Until the digital age, photography was mainly based on silver emulsions. Here’s how it works.
First, the emulsion is usually a silver halide, like silver chloride, or silver iodide, but most low solubility silver salts1 work. This silver salt is in the form of crystals. The grain size of the crystals determines the ASA index (like ASA400) or speed of the film.
When a photon of light strikes a molecule of silver salt in the emulsion, it knocks free an electron. This free electron can then reduce another silver atom.
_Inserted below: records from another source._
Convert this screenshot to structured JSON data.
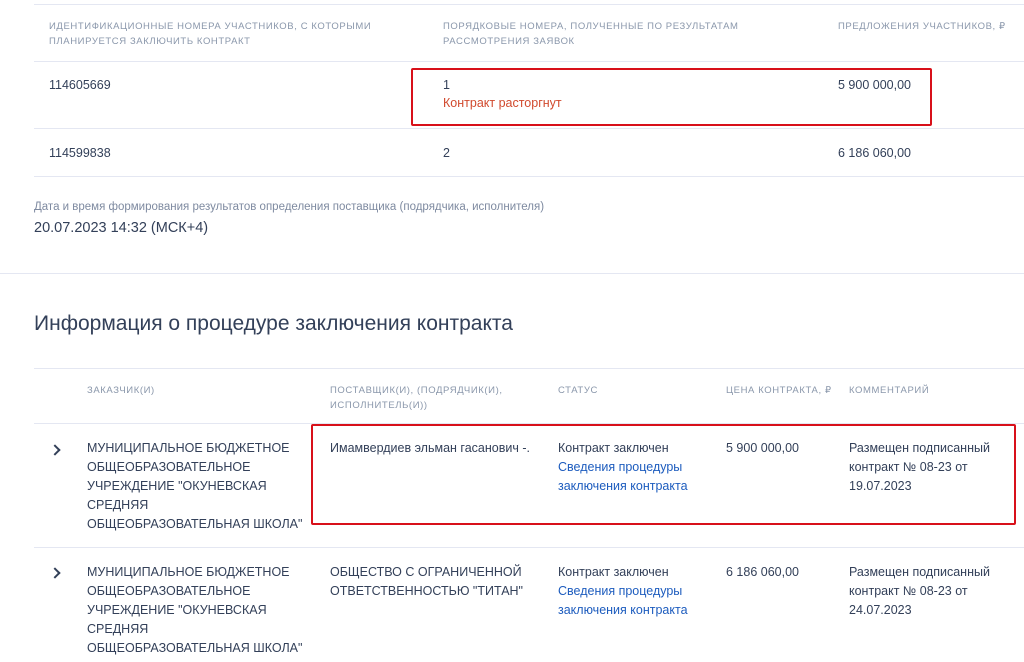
{
  "participants_table": {
    "headers": [
      "Идентификационные номера участников, с которыми планируется заключить контракт",
      "Порядковые номера, полученные по результатам рассмотрения заявок",
      "Предложения участников, ₽"
    ],
    "rows": [
      {
        "id": "114605669",
        "rank": "1",
        "rank_note": "Контракт расторгнут",
        "offer": "5 900 000,00"
      },
      {
        "id": "114599838",
        "rank": "2",
        "rank_note": "",
        "offer": "6 186 060,00"
      }
    ]
  },
  "results_datetime": {
    "label": "Дата и время формирования результатов определения поставщика (подрядчика, исполнителя)",
    "value": "20.07.2023 14:32 (МСК+4)"
  },
  "contract_section": {
    "title": "Информация о процедуре заключения контракта",
    "headers": [
      "Заказчик(и)",
      "Поставщик(и), (подрядчик(и), исполнитель(и))",
      "Статус",
      "Цена контракта, ₽",
      "Комментарий"
    ],
    "rows": [
      {
        "customer": "МУНИЦИПАЛЬНОЕ БЮДЖЕТНОЕ ОБЩЕОБРАЗОВАТЕЛЬНОЕ УЧРЕЖДЕНИЕ \"ОКУНЕВСКАЯ СРЕДНЯЯ ОБЩЕОБРАЗОВАТЕЛЬНАЯ ШКОЛА\"",
        "supplier": "Имамвердиев эльман гасанович -.",
        "status": "Контракт заключен",
        "status_link": "Сведения процедуры заключения контракта",
        "price": "5 900 000,00",
        "comment": "Размещен подписанный контракт № 08-23 от 19.07.2023"
      },
      {
        "customer": "МУНИЦИПАЛЬНОЕ БЮДЖЕТНОЕ ОБЩЕОБРАЗОВАТЕЛЬНОЕ УЧРЕЖДЕНИЕ \"ОКУНЕВСКАЯ СРЕДНЯЯ ОБЩЕОБРАЗОВАТЕЛЬНАЯ ШКОЛА\"",
        "supplier": "ОБЩЕСТВО С ОГРАНИЧЕННОЙ ОТВЕТСТВЕННОСТЬЮ \"ТИТАН\"",
        "status": "Контракт заключен",
        "status_link": "Сведения процедуры заключения контракта",
        "price": "6 186 060,00",
        "comment": "Размещен подписанный контракт № 08-23 от 24.07.2023"
      }
    ]
  },
  "icons": {
    "expand": "chevron-right-icon"
  },
  "colors": {
    "highlight_border": "#d8101a",
    "link": "#1d5cbe",
    "warning_text": "#d14a2e"
  }
}
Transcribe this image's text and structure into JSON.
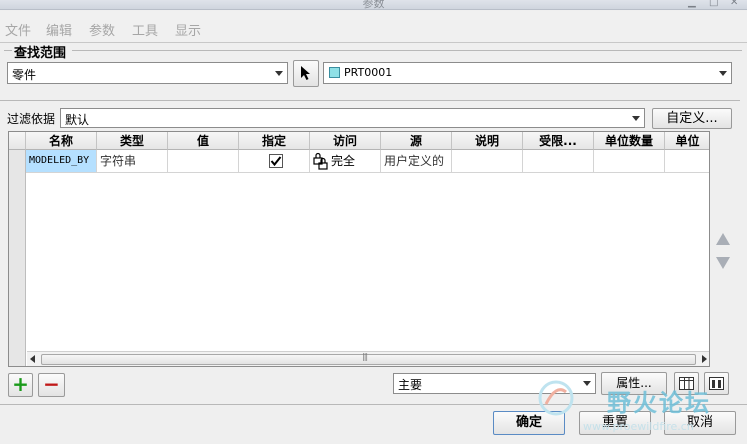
{
  "window": {
    "title": "参数",
    "minimize_glyph": "▁",
    "maximize_glyph": "□",
    "close_glyph": "✕"
  },
  "menu": [
    "文件",
    "编辑",
    "参数",
    "工具",
    "显示"
  ],
  "search_scope": {
    "title": "查找范围",
    "type_value": "零件",
    "model_value": "PRT0001"
  },
  "filter": {
    "label": "过滤依据",
    "value": "默认",
    "customize_label": "自定义..."
  },
  "table": {
    "columns": [
      "名称",
      "类型",
      "值",
      "指定",
      "访问",
      "源",
      "说明",
      "受限...",
      "单位数量",
      "单位"
    ],
    "rows": [
      {
        "name": "MODELED_BY",
        "type": "字符串",
        "value": "",
        "designated": true,
        "access": "完全",
        "source": "用户定义的",
        "description": "",
        "restricted": "",
        "unit_qty": "",
        "unit": ""
      }
    ]
  },
  "scroll_grip": "|||",
  "bottom": {
    "add_glyph": "+",
    "remove_glyph": "−",
    "view_value": "主要",
    "properties_label": "属性..."
  },
  "actions": {
    "ok": "确定",
    "reset": "重置",
    "cancel": "取消"
  },
  "watermark": {
    "text": "野火论坛",
    "url": "www.proewildfire.cn"
  },
  "colors": {
    "selected_cell": "#b5e0ff",
    "add_green": "#1a9a1a",
    "remove_red": "#c01818",
    "watermark": "#6fbfd8"
  }
}
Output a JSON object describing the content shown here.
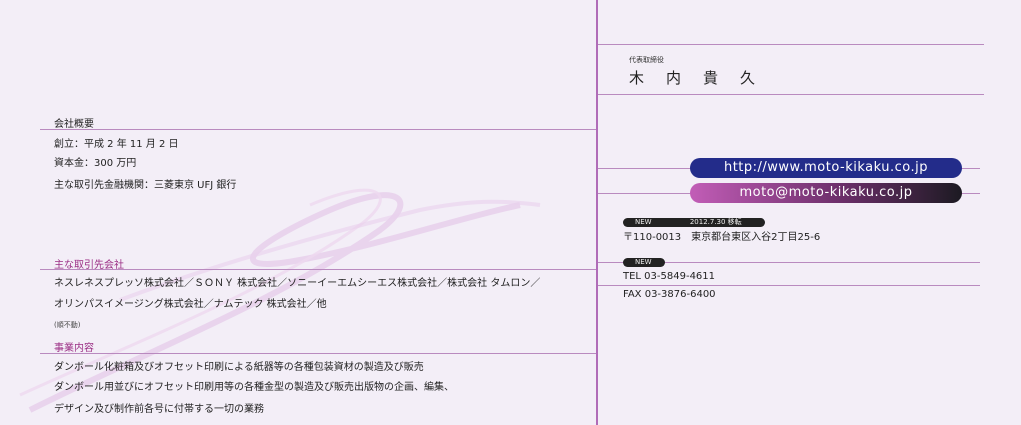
{
  "colors": {
    "background": "#f3eef7",
    "accent": "#9b2f85",
    "url_pill": "#232c8a"
  },
  "rep": {
    "title": "代表取締役",
    "name": "木内貴久"
  },
  "links": {
    "url": "http://www.moto-kikaku.co.jp",
    "email": "moto@moto-kikaku.co.jp"
  },
  "address": {
    "badge_new": "NEW",
    "relocated": "2012.7.30 移転",
    "text": "〒110-0013　東京都台東区入谷2丁目25-6"
  },
  "contact": {
    "badge_new": "NEW",
    "tel": "TEL 03-5849-4611",
    "fax": "FAX 03-3876-6400"
  },
  "overview": {
    "heading": "会社概要",
    "founded": "創立：平成 2 年 11 月 2 日",
    "capital": "資本金：300 万円",
    "bank": "主な取引先金融機関：三菱東京 UFJ 銀行"
  },
  "clients": {
    "heading": "主な取引先会社",
    "line1": "ネスレネスプレッソ株式会社／ＳＯＮＹ 株式会社／ソニーイーエムシーエス株式会社／株式会社 タムロン／",
    "line2": "オリンパスイメージング株式会社／ナムテック 株式会社／他",
    "note": "(順不動)"
  },
  "business": {
    "heading": "事業内容",
    "line1": "ダンボール化粧箱及びオフセット印刷による紙器等の各種包装資材の製造及び販売",
    "line2": "ダンボール用並びにオフセット印刷用等の各種金型の製造及び販売出版物の企画、編集、",
    "line3": "デザイン及び制作前各号に付帯する一切の業務"
  }
}
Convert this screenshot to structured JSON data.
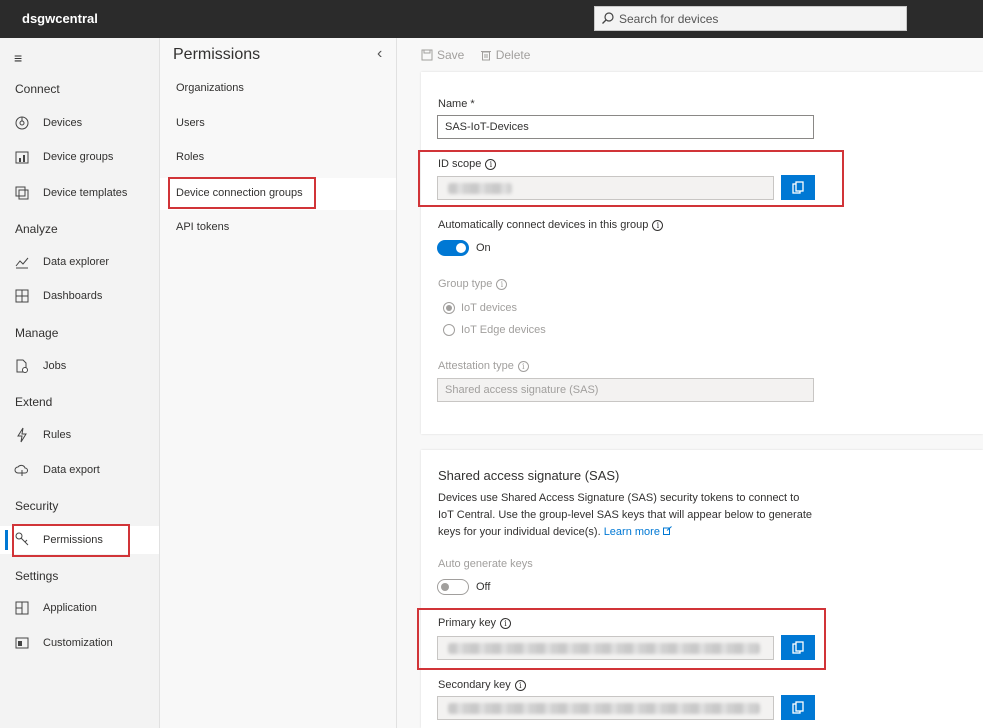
{
  "app": {
    "title": "dsgwcentral"
  },
  "search": {
    "placeholder": "Search for devices"
  },
  "nav": {
    "sections": {
      "connect": "Connect",
      "analyze": "Analyze",
      "manage": "Manage",
      "extend": "Extend",
      "security": "Security",
      "settings": "Settings"
    },
    "items": {
      "devices": "Devices",
      "device_groups": "Device groups",
      "device_templates": "Device templates",
      "data_explorer": "Data explorer",
      "dashboards": "Dashboards",
      "jobs": "Jobs",
      "rules": "Rules",
      "data_export": "Data export",
      "permissions": "Permissions",
      "application": "Application",
      "customization": "Customization"
    }
  },
  "subnav": {
    "title": "Permissions",
    "items": [
      "Organizations",
      "Users",
      "Roles",
      "Device connection groups",
      "API tokens"
    ]
  },
  "toolbar": {
    "save": "Save",
    "delete": "Delete"
  },
  "form": {
    "name_label": "Name *",
    "name_value": "SAS-IoT-Devices",
    "id_scope_label": "ID scope",
    "auto_connect_label": "Automatically connect devices in this group",
    "auto_connect_state": "On",
    "group_type_label": "Group type",
    "group_type_options": [
      "IoT devices",
      "IoT Edge devices"
    ],
    "group_type_selected": "IoT devices",
    "attestation_label": "Attestation type",
    "attestation_value": "Shared access signature (SAS)"
  },
  "sas": {
    "title": "Shared access signature (SAS)",
    "description": "Devices use Shared Access Signature (SAS) security tokens to connect to IoT Central. Use the group-level SAS keys that will appear below to generate keys for your individual device(s).",
    "learn_more": "Learn more",
    "auto_generate_label": "Auto generate keys",
    "auto_generate_state": "Off",
    "primary_key_label": "Primary key",
    "secondary_key_label": "Secondary key"
  },
  "colors": {
    "accent": "#0078d4",
    "highlight": "#d13438",
    "topbar": "#2b2b2b"
  }
}
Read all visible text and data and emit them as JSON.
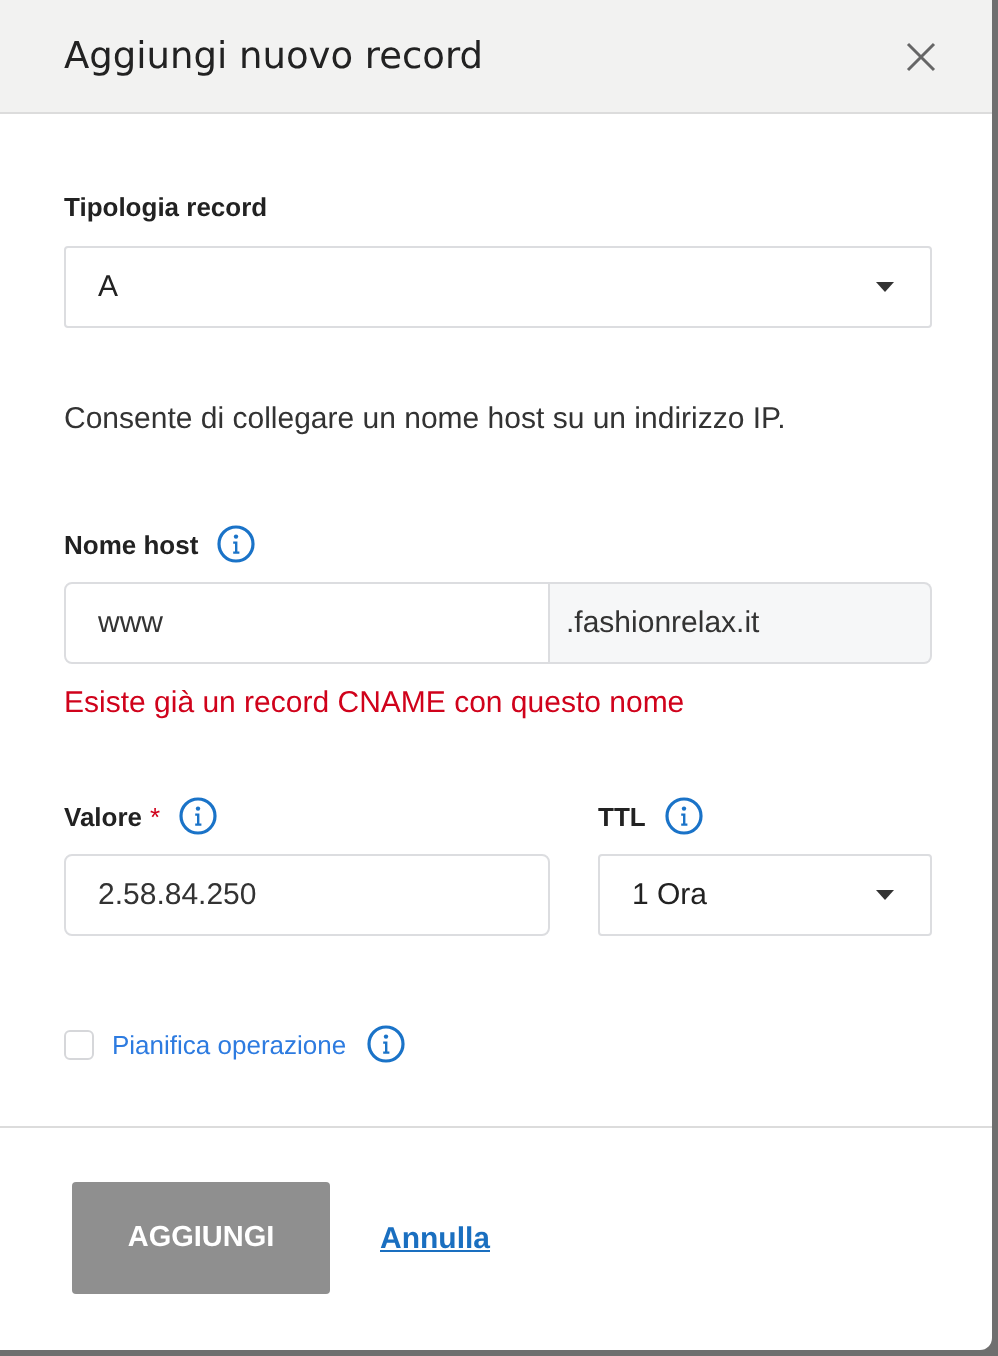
{
  "dialog": {
    "title": "Aggiungi nuovo record"
  },
  "record_type": {
    "label": "Tipologia record",
    "value": "A"
  },
  "description": "Consente di collegare un nome host su un indirizzo IP.",
  "host": {
    "label": "Nome host",
    "value": "www",
    "suffix": ".fashionrelax.it",
    "error": "Esiste già un record CNAME con questo nome"
  },
  "value": {
    "label": "Valore",
    "required_mark": "*",
    "value": "2.58.84.250"
  },
  "ttl": {
    "label": "TTL",
    "value": "1 Ora"
  },
  "schedule": {
    "label": "Pianifica operazione",
    "checked": false
  },
  "buttons": [
    {
      "label": "AGGIUNGI",
      "kind": "primary",
      "disabled": true
    },
    {
      "label": "Annulla",
      "kind": "link",
      "disabled": false
    }
  ]
}
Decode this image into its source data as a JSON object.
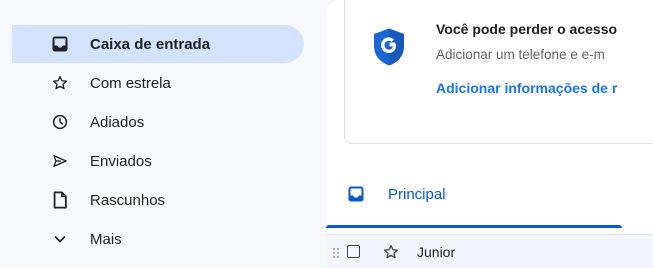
{
  "sidebar": {
    "items": [
      {
        "label": "Caixa de entrada",
        "icon": "inbox-icon",
        "active": true
      },
      {
        "label": "Com estrela",
        "icon": "star-icon",
        "active": false
      },
      {
        "label": "Adiados",
        "icon": "clock-icon",
        "active": false
      },
      {
        "label": "Enviados",
        "icon": "send-icon",
        "active": false
      },
      {
        "label": "Rascunhos",
        "icon": "draft-icon",
        "active": false
      },
      {
        "label": "Mais",
        "icon": "chevron-down-icon",
        "active": false
      }
    ]
  },
  "security_card": {
    "icon": "google-shield-icon",
    "title": "Você pode perder o acesso",
    "subtitle": "Adicionar um telefone e e-m",
    "link": "Adicionar informações de r"
  },
  "tabs": [
    {
      "label": "Principal",
      "icon": "inbox-icon",
      "selected": true
    }
  ],
  "email_list": [
    {
      "sender": "Junior",
      "starred": false
    }
  ],
  "colors": {
    "accent": "#0b57d0",
    "active_nav_bg": "#d3e3fd",
    "link": "#1a73e8",
    "shield_blue": "#1967d2"
  }
}
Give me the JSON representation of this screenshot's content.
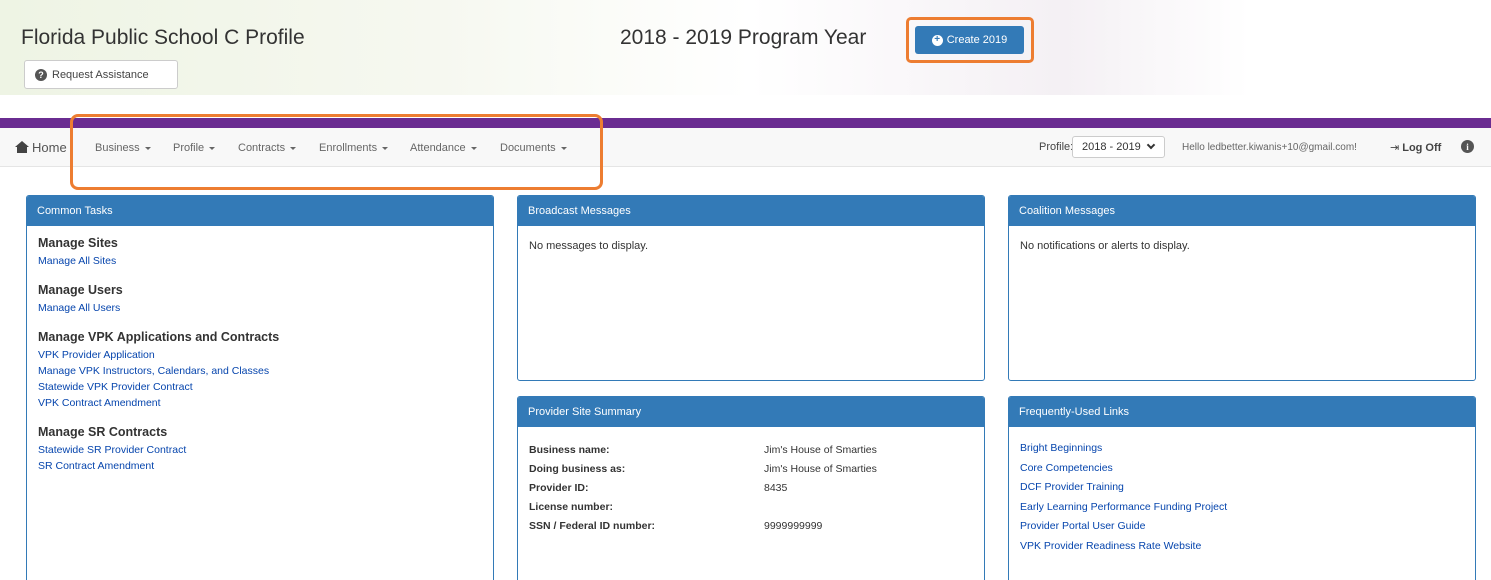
{
  "header": {
    "title": "Florida Public School C Profile",
    "program_year": "2018 - 2019 Program Year",
    "create_label": "Create 2019",
    "request_assistance": "Request Assistance"
  },
  "nav": {
    "home": "Home",
    "items": [
      {
        "label": "Business"
      },
      {
        "label": "Profile"
      },
      {
        "label": "Contracts"
      },
      {
        "label": "Enrollments"
      },
      {
        "label": "Attendance"
      },
      {
        "label": "Documents"
      }
    ],
    "profile_label": "Profile:",
    "profile_value": "2018 - 2019",
    "hello": "Hello ledbetter.kiwanis+10@gmail.com!",
    "logoff": "Log Off"
  },
  "common_tasks": {
    "title": "Common Tasks",
    "sections": [
      {
        "title": "Manage Sites",
        "links": [
          "Manage All Sites"
        ]
      },
      {
        "title": "Manage Users",
        "links": [
          "Manage All Users"
        ]
      },
      {
        "title": "Manage VPK Applications and Contracts",
        "links": [
          "VPK Provider Application",
          "Manage VPK Instructors, Calendars, and Classes",
          "Statewide VPK Provider Contract",
          "VPK Contract Amendment"
        ]
      },
      {
        "title": "Manage SR Contracts",
        "links": [
          "Statewide SR Provider Contract",
          "SR Contract Amendment"
        ]
      }
    ]
  },
  "broadcast": {
    "title": "Broadcast Messages",
    "message": "No messages to display."
  },
  "coalition": {
    "title": "Coalition Messages",
    "message": "No notifications or alerts to display."
  },
  "summary": {
    "title": "Provider Site Summary",
    "rows": [
      {
        "label": "Business name:",
        "value": "Jim's House of Smarties"
      },
      {
        "label": "Doing business as:",
        "value": "Jim's House of Smarties"
      },
      {
        "label": "Provider ID:",
        "value": "8435"
      },
      {
        "label": "License number:",
        "value": ""
      },
      {
        "label": "SSN / Federal ID number:",
        "value": "9999999999"
      }
    ]
  },
  "links": {
    "title": "Frequently-Used Links",
    "items": [
      "Bright Beginnings",
      "Core Competencies",
      "DCF Provider Training",
      "Early Learning Performance Funding Project",
      "Provider Portal User Guide",
      "VPK Provider Readiness Rate Website"
    ]
  },
  "colors": {
    "primary": "#337ab7",
    "accent": "#6a2c91",
    "highlight": "#ed7d31"
  }
}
A single silver atom is not stable for very long though, and will recombine with another anion in a short while. However, if enough photons strike enough silver salt molecules, more silver atoms will be reduced. If there are at least 8 silver atoms nearby, they will combine to form a stable silver seed particle. 8 silver atoms become stable because they can share their outer electrons making each atom see a full outer electron shell. (Some say it only takes 4 silver atoms to be stable because silver can also share 3 electrons, so 2 atoms sharing 3 electrons together with 2 atoms sharing one would make up the required 8 electrons for stability. It doesn’t matter to this discussion whether 4 or 8 are required. )
So the stronger the light impinging on the emulsion, the more silver seeds are produced within each crystal of silver salt.
At that point, the emulsion contains various amounts of silver seeds where exposed to light, and none where no light struck.
Now comes the fun part, development.
Silver metal is a catalyst for many chemical reactions. A catalyst is a substance that aids other chemical reactions, enabling them or speeding them up without being changed or consumed in the process. When a weak reducing agent is introduced to the silver salts in the emulsion, the silver salt crystals which have been exposed to light, and contain silver seeds will reduce to pure silver metal much more quickly than silver salt crystals which do not contain silver metal seeds. So the development must be timed correctly as eventually all the silver salts would be reduced destroying the picture.
Once the development is complete, the reducing agent is destroyed by the acid ‘stop bath’, and then the remaining silver salts are washed away with the ‘fixer’ leaving only the silver metal particles in the film.
Now, applying that knowledge about photography to making colloidal silver, what happens?
If the ionic silver solution (silver salt) is exposed to strong light, it will create silver seed crystals. These seeds will catalyze the reduction reaction in their vicinity causing the ionic silver in their vicinity to quickly reduce and combine with the seed. This makes a larger particle. The more seed crystals, the more larger particles will be produced. This is not what we want. We want all the silver to reduce uniformly and fairly slowly. Its also the reason why commercial ionic silver is sold in brown glass bottles.
Silver is most sensitive to ultraviolet and blue light. That’s why darkroom lights are red. Therefore, its best to keep ionic silver out of strong light, especially sunlight and fluorescent lights because they both have strong ultraviolet content.